Rumblings within China over President Xi’s ‘wolf warrior’ diplomacy | Analysis
President Xi Jinping’s faction within the Communist Party of China has to contend with leaders from the rival group who joined the party from its youth organisation, CYL.
President Xi Jinping’s elaborate exercise to pick up a fight with everyone to divert attention from domestic troubles is reaching a point of diminishing returns with a global pushback against Beijing and rumblings within the Communist Party of China over his ‘wolf warrior diplomacy’, a weakening economy and the twin shock of coronavirus and floods.
Cai Xia, the former professor at the Central Party School of Beijing that Xi headed till he became President in 2012, was expelled this week after an online recording of her criticism of President Xi’s policies leaked online. In this, she described President Xi as a “mafia boss” and accused him of provoking conflict with other countries such as India to divert the attention of the Chinese public from domestic economic and social tensions. In an interview with the Guardian, she went further, blaming President Xi for “killing a party and a country” and turning China into “an enemy” of the world.
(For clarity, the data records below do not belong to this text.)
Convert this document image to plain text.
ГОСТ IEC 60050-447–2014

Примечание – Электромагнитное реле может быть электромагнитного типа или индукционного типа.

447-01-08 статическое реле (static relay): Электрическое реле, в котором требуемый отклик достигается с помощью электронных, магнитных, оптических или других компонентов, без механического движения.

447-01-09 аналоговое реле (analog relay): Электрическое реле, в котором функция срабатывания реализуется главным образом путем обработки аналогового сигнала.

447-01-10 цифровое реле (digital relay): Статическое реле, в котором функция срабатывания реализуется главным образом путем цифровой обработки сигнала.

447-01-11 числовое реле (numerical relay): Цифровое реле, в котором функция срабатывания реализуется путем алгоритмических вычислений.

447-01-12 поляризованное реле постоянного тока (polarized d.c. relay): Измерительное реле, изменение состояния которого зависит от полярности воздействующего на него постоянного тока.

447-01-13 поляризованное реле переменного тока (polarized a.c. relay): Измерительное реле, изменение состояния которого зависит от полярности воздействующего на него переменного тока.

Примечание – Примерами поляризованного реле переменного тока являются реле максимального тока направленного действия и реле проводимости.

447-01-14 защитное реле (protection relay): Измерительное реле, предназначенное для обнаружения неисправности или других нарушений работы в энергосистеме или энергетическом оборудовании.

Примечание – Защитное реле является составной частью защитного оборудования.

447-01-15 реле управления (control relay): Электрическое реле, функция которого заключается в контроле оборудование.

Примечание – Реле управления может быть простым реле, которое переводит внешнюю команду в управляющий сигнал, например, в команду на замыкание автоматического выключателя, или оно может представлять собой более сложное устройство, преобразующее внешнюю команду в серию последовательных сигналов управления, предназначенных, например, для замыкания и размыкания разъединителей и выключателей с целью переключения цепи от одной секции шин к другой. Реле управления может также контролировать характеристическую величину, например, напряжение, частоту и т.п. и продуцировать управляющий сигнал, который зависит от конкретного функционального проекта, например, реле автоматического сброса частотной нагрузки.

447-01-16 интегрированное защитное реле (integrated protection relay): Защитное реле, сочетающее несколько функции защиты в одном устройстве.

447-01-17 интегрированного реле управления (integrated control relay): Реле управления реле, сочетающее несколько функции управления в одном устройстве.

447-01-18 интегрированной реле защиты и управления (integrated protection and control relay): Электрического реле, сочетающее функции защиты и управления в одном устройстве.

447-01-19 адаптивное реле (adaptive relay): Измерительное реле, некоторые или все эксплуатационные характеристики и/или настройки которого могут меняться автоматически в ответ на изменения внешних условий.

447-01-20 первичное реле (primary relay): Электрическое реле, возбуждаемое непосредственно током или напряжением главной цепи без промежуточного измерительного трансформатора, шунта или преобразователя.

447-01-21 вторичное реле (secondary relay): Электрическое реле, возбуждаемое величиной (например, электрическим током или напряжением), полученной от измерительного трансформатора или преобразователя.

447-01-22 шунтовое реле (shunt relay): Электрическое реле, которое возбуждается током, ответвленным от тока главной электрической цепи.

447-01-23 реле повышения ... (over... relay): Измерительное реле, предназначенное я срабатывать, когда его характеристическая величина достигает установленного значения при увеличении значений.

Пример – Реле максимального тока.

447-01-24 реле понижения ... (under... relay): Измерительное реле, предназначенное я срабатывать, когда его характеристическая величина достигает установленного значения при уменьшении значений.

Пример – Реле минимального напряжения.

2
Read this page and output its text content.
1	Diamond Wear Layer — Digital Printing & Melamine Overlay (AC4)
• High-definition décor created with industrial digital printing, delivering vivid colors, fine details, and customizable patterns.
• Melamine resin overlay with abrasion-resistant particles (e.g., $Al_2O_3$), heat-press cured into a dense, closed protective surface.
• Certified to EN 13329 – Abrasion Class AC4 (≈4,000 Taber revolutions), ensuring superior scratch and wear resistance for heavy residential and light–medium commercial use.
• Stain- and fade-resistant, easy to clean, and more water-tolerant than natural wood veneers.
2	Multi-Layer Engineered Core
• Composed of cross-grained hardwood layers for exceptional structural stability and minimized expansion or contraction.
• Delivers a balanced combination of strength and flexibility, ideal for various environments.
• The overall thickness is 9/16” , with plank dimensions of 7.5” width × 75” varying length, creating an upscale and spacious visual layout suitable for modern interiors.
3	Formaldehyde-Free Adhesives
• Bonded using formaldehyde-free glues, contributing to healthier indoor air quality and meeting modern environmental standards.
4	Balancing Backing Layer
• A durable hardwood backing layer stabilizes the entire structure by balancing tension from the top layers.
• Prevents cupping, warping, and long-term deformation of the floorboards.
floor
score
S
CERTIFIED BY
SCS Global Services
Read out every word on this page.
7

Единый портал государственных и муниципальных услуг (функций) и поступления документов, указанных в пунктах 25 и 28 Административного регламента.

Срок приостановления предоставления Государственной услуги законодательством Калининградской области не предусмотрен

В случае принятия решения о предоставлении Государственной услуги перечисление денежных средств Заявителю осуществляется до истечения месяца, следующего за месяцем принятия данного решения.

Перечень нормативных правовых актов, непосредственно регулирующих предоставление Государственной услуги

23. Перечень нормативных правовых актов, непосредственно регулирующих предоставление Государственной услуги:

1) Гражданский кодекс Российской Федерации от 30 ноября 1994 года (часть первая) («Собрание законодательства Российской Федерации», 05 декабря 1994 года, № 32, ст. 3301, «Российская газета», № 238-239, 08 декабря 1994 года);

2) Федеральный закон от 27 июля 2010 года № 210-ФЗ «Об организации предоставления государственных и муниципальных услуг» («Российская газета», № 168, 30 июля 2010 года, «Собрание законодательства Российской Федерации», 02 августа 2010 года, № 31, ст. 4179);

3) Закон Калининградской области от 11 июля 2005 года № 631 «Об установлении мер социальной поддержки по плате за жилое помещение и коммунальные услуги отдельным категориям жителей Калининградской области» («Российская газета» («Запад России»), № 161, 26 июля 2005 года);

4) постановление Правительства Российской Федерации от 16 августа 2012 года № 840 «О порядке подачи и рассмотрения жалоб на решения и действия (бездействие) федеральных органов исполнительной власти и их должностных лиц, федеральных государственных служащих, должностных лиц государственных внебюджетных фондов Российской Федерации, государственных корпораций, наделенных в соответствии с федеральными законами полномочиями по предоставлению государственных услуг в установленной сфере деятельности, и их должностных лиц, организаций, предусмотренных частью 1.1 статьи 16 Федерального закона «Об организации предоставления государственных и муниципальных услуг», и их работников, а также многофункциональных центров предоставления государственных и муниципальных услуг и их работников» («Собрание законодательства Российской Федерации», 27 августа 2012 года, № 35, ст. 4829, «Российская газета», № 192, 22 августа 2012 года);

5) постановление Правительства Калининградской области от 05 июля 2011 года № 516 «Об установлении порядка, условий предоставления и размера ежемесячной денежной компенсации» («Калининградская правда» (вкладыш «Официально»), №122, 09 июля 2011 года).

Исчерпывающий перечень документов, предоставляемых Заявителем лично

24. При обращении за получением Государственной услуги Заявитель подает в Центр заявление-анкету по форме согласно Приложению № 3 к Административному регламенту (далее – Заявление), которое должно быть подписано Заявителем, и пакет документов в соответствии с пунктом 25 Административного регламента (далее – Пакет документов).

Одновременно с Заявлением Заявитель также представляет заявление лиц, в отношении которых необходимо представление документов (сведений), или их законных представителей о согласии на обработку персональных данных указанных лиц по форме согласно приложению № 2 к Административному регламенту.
There had been a handful of other vocal liberal voices too such as the law professor Xu Zhangrun and property developer Ren Zhiqiang, promptly axed after they criticised Xi or his handling of the coronavirus. Ren now also faces an investigation on corruption charges. Cai has suggested there were others in China’s communist party waiting for the tide to turn.
Xi’s party has also bolstered its counter-campaign, asking party cadres and the people to back the President. Xi has also had meetings with business leaders for a pep talk in the face of the pressure from major economies attempting to barricade Chinese firms.
Like with India, China has attempted to nudge countries - even rivals - of going for a compartalised approach that would let businesses in China continue as usual even as President Xi ‘wolf warrior diplomacy’ approach tries to squeeze them. That approach hasn’t worked, with India or any other country.
India has blocked nearly 100 mobile apps linked to China, started the review of pacts with its universities, locked out Chinese companies from getting government contracts and cancelled bids where they stood a chance. Besides other steps, United States President Donald Trump has already signed off on an executive order to ban short video-sharing app TikTok and messenger app WeChat, citing India’s decision to purge the two applications. The US restriction on the transactions will kick in mid-September.
Soldiers of the People’s Liberation Army have been parked at India’s doorstep in the East Ladakh sector for over 100 days and Beijing has, despite more than a dozen rounds of discussions at military and diplomatic levels, shown no signs of stepping back. Weeks after the two sides stumbled into a bloody clash on 15 June, the two sides had agreed to completely disengage at the friction points and then de-escalate.
But the PLA, under orders from Beijing, has been reluctant to deliver on the agreement and has mobilised soldiers in the depth areas. President Xi’s expansionist approach in Ladakh and a similar one with its other neighbours in the South China Sea, imposition of draconian national security law in Hong Kong and attempts to bully Taiwan have pushed China in a corner. The US has been leading the front, bringing around countries such as Japan and Australia and Europe to counter China.
Back home, President Xi’s challenges within the party run much deeper than just crushing dissent and silencing critics in China. Xi, who has amended the party constitution to let him continue as China’s President indefinitely, has to contend with the rival faction of CPC leaders who took their baby steps in the party through its youth organisation, the Communist Youth League (CYL).
The CYL has traditionally been an important domain from where the CPC picks up its cadres, many of them rising to senior positions in the party.
President Xi, has ever since his elevation as President in 2012, put together his faction, often referred as the Zhejiang faction, a reference to the eastern, coastal province Xi was party secretary of for several years before he reached Beijing.
Hu Chunhua, currently a Vice Prime Minister part of the 25-member Politburo and Prime Minister Li Keqiang - are the face of the CYL faction that is battling President Xi.
Xi has been openly disparaging of CYL, which he views as an elitist group. “All they [cadres] can do is just repeat the same old bureaucratic, stereotypical talk,” President Xi once said, according to reports.
Another China watcher in New Delhi said the faction fight had been building up but may be some distance from an inflection point. “We still need to watch for the signs,” he said. For instance, he said, what happens to China’s Vice Prime Minister Hu Chunhua and PM Li Keqiang.
“In case he is netted in some corruption scandal - filing bribery charges has been Xi’s favourite tool to take down powerful rivals - means that the dog fight between Xi’s faction and CYL has begun,” he added. Another would be if Prime Minister Li suddenly “decides” to retire.